Os benefícios da autorregulação são decorrentes da expertise técnico-operacional dos operadores ferroviários para elaborarem as normas e, assim, evitarem grandes quantidades de conflitos e judicializações. A autorregulação poderá tornar mais ágil o processo de tomada de decisões, tornando melhores os serviços prestados e atendendo às necessidades dos clientes. Além disso, haverá estímulo à inovação e ao desenvolvimento tecnológico do setor ferroviário, visto que as empresas terão liberdade para explorar novas soluções e investir em tecnologias avançadas que possam aprimorar a segurança, a eficiência e a sustentabilidade das operações, tornando o transporte ferroviário mais competitivo em relação aos demais modos de transporte.

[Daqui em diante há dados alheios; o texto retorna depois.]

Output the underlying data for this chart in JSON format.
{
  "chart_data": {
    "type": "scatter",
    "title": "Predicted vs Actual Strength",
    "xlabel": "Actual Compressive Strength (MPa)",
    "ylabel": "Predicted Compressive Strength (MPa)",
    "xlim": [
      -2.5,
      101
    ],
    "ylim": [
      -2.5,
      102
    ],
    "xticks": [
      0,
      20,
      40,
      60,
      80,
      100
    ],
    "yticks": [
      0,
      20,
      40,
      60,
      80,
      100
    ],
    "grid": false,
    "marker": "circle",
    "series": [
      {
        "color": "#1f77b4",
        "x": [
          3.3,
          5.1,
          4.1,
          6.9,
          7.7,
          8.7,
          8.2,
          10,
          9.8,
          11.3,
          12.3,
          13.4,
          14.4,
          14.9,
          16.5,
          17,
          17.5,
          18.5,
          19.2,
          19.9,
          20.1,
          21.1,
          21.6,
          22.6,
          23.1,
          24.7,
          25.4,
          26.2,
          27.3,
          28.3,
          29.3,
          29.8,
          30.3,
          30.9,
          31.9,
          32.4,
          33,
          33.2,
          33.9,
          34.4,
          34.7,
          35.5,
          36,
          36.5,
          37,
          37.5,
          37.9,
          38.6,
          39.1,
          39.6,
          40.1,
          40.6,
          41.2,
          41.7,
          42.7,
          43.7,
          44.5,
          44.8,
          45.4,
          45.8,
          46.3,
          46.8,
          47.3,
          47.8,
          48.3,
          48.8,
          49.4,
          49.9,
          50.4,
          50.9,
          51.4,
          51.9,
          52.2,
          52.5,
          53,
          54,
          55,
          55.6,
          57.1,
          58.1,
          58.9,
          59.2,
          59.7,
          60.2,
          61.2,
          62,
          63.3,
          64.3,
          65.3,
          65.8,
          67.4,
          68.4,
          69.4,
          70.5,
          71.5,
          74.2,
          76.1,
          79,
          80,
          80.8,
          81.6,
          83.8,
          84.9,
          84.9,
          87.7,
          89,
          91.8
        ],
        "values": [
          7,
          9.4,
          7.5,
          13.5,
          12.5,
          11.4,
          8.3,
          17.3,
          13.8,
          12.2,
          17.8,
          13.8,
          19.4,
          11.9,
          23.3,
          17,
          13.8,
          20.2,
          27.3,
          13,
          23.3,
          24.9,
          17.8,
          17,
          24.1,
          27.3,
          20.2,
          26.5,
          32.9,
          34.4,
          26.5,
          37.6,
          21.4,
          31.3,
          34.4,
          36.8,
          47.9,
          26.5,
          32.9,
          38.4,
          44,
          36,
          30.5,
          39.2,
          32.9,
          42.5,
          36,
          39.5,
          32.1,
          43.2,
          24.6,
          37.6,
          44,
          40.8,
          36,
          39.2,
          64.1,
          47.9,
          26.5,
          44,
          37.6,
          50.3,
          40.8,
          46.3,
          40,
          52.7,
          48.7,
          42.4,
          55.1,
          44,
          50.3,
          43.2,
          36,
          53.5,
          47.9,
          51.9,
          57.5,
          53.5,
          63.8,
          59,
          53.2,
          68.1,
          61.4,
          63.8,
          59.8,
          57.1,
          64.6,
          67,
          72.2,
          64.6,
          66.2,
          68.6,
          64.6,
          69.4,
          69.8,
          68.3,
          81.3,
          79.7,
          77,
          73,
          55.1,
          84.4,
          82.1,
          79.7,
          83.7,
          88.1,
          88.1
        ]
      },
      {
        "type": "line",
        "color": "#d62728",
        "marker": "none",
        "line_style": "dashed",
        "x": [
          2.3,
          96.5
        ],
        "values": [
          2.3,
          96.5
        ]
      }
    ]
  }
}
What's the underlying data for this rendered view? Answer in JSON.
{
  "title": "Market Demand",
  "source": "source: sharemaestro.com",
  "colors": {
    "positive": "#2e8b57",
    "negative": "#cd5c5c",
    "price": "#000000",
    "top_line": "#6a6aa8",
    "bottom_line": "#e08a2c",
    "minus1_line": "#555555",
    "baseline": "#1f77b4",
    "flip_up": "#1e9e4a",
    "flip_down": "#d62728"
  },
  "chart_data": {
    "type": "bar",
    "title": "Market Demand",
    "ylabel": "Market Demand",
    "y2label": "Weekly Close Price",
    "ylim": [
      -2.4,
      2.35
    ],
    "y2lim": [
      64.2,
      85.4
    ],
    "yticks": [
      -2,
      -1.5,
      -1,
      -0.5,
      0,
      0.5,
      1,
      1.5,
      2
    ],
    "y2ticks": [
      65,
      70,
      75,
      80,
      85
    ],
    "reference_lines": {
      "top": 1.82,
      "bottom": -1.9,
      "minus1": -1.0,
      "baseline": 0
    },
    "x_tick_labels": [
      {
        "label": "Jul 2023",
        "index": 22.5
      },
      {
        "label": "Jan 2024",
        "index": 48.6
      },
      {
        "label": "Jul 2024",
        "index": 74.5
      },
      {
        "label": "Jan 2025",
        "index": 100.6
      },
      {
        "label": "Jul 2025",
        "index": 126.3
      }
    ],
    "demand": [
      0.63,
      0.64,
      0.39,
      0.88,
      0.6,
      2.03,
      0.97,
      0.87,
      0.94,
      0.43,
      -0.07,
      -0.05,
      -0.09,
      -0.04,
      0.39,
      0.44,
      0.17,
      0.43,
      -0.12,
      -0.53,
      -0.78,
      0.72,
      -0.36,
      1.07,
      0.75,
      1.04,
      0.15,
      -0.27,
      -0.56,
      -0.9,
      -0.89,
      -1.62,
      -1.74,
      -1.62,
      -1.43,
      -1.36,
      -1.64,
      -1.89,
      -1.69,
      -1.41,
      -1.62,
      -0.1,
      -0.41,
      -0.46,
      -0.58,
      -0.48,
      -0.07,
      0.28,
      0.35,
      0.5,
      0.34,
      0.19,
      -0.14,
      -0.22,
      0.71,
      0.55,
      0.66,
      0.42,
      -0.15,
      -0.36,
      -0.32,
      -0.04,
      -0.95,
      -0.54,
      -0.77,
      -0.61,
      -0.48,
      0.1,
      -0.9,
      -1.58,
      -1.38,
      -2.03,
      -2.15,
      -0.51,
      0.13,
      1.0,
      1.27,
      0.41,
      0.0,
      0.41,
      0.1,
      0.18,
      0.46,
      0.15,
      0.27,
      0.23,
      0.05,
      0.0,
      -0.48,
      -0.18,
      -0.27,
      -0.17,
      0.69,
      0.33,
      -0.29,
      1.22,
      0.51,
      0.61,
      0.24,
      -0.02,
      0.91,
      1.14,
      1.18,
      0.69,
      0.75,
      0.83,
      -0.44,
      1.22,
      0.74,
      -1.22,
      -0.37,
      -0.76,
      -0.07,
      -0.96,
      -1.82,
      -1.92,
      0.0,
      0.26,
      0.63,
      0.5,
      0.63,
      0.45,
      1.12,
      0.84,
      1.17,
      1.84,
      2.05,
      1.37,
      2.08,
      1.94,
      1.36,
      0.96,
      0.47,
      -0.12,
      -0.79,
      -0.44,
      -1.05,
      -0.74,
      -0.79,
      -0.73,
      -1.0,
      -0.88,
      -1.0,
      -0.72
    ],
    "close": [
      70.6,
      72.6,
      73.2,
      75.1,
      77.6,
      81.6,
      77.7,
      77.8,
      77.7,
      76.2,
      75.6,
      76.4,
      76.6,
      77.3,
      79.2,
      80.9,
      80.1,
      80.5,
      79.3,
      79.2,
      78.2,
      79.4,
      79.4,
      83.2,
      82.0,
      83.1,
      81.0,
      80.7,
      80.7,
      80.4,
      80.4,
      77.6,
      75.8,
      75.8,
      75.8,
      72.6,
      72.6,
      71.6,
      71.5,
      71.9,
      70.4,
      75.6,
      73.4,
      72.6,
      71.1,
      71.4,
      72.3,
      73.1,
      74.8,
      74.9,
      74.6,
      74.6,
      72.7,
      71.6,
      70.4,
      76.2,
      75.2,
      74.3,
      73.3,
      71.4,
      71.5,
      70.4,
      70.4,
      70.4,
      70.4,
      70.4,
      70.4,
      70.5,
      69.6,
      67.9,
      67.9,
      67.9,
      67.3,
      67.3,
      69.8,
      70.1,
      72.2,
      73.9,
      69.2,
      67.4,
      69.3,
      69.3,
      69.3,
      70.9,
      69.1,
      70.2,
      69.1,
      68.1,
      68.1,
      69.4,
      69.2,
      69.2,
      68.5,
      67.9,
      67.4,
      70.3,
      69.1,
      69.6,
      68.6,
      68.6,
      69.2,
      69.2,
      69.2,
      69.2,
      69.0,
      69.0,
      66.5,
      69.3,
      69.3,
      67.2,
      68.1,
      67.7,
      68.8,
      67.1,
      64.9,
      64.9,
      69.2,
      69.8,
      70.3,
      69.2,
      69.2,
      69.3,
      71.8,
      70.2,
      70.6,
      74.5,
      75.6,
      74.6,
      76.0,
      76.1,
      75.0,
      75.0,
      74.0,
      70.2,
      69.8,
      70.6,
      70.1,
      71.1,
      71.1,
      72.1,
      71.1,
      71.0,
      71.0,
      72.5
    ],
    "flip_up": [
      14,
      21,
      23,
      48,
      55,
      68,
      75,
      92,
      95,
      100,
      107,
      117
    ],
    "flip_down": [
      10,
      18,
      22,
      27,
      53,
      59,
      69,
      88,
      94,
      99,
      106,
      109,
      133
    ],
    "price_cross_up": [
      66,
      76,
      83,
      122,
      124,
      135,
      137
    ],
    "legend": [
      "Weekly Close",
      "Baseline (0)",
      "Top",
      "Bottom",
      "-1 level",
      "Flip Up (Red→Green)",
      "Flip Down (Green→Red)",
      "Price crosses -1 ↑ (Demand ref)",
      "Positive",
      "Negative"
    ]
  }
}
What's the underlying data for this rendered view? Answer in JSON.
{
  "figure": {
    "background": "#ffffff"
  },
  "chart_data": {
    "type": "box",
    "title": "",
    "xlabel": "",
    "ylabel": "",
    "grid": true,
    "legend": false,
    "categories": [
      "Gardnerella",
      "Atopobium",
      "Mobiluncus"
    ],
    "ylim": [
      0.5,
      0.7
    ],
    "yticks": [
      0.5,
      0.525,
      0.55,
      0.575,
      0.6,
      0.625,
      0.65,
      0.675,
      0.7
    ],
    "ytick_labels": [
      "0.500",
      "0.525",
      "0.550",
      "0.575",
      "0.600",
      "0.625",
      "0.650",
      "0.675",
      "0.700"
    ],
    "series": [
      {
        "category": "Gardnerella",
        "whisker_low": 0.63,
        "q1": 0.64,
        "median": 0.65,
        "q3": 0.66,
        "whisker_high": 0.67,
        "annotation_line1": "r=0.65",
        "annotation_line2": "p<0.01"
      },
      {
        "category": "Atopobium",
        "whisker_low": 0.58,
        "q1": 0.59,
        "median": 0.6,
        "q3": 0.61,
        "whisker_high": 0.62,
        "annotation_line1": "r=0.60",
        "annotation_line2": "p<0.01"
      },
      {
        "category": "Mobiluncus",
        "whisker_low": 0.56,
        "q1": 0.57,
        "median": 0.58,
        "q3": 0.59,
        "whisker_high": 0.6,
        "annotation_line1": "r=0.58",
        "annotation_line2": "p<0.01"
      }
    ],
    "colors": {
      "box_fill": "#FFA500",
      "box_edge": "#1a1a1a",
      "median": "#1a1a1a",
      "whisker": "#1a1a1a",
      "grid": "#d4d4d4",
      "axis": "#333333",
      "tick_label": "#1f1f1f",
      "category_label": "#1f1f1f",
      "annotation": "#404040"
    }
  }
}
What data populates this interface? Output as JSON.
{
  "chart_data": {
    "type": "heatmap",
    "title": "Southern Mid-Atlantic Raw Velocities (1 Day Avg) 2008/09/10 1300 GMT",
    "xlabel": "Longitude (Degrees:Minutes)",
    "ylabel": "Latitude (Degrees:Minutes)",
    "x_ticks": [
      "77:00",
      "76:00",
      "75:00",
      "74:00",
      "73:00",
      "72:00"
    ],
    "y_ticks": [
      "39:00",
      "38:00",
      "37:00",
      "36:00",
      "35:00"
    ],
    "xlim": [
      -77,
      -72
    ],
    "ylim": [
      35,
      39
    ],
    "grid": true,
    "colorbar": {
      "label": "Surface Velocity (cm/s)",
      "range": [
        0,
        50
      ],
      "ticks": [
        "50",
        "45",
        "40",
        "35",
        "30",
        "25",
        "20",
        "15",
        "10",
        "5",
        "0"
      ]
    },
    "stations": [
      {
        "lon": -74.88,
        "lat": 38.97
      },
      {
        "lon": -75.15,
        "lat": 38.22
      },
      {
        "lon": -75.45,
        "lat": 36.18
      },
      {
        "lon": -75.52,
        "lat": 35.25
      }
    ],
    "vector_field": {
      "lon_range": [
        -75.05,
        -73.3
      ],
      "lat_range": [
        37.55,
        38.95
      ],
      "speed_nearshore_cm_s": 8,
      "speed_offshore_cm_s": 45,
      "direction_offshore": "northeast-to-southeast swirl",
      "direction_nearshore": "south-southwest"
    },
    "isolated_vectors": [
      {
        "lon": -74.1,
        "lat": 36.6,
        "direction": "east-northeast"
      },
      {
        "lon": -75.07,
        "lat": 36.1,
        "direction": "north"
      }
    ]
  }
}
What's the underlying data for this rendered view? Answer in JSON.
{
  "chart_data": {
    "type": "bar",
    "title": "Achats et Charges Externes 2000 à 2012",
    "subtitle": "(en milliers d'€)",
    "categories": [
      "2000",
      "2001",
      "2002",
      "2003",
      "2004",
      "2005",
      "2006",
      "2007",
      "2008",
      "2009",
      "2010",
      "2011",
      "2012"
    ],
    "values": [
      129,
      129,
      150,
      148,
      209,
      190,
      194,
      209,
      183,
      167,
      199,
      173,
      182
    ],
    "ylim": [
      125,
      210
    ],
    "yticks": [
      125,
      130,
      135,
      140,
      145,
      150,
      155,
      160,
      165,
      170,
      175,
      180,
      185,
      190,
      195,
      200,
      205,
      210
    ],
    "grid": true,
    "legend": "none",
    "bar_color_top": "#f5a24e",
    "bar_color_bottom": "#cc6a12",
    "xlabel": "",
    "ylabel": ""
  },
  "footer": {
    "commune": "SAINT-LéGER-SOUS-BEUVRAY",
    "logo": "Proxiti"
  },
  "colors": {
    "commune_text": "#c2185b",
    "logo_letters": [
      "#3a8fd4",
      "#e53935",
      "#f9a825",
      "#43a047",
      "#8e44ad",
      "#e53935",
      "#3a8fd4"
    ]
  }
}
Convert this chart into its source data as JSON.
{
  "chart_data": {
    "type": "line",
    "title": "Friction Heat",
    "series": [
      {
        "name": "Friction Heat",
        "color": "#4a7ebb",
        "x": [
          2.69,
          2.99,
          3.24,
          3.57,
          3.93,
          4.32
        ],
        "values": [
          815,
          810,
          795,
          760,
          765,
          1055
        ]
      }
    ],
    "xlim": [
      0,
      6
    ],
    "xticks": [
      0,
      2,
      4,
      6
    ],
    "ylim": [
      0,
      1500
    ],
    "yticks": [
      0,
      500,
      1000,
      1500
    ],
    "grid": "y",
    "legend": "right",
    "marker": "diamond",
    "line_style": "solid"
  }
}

Ao mesmo tempo, há riscos que precisam ser mitigados, como a imposição pelo autorregulador de barreiras de entrada a novos entrantes, a partir da edição de normas técnico-operacionais cumpríveis apenas pelos grandes operadores ferroviários, e a criação de dificuldades para o compartilhamento da infraestrutura ferroviária, em questões relacionadas ao direito de passagem e ao tráfego mútuo.
Restam muitas dúvidas, mas chama a atenção a indefinição de como será exercida simultaneamente a autorregulação sobre as ferrovias sob concessão federal, de propriedade da União, e as ferrovias sob autorização, de propriedade privada.
Em última análise, as operadoras ferroviárias, concessionárias e autorizatárias, de forma conjunta e compromissada, precisam se unir para colocarem em prática a autorregulação ferroviária, dado que, como diz aquele velho ditado, ou você tem uma estratégia própria ou então é parte da estratégia de alguém, e esse alguém continuará sendo o governo federal, caso não seja implementada a entidade autorregulatória.
Soa bastante estranho a possibilidade de criação de uma entidade autorregulatória, na medida em que envolverá operadoras de segmentos ferroviários de uso exclusivo de seus empreendedores (autorizações), mas com interface operacional compulsória com trechos ferroviários já concedidos (concessões com contratos, regras e normas vigentes),reguladas por entidade pública (agências).
É necessário discutir essa modelagem “hibrida” antes de surgirem conflitos previsíveis adiante.
Penso que, diante dos 17 ODS – OBJETIVOS DE DESENVOLVIMENTO SUSTENTÁVEL do PNUD, o movimento atual de autorregulação da infraestrutura ferroviária deveria se comprometer em garantir, efetivamente, o cumprimento dos seus principais pilares sem uma visão maniqueísta que divide em poderes opostos e incompatíveis os interesses das concessionárias e os de Desenvolvimento econômico do país, Sustentabilidade Ambiental e Inclusão Social.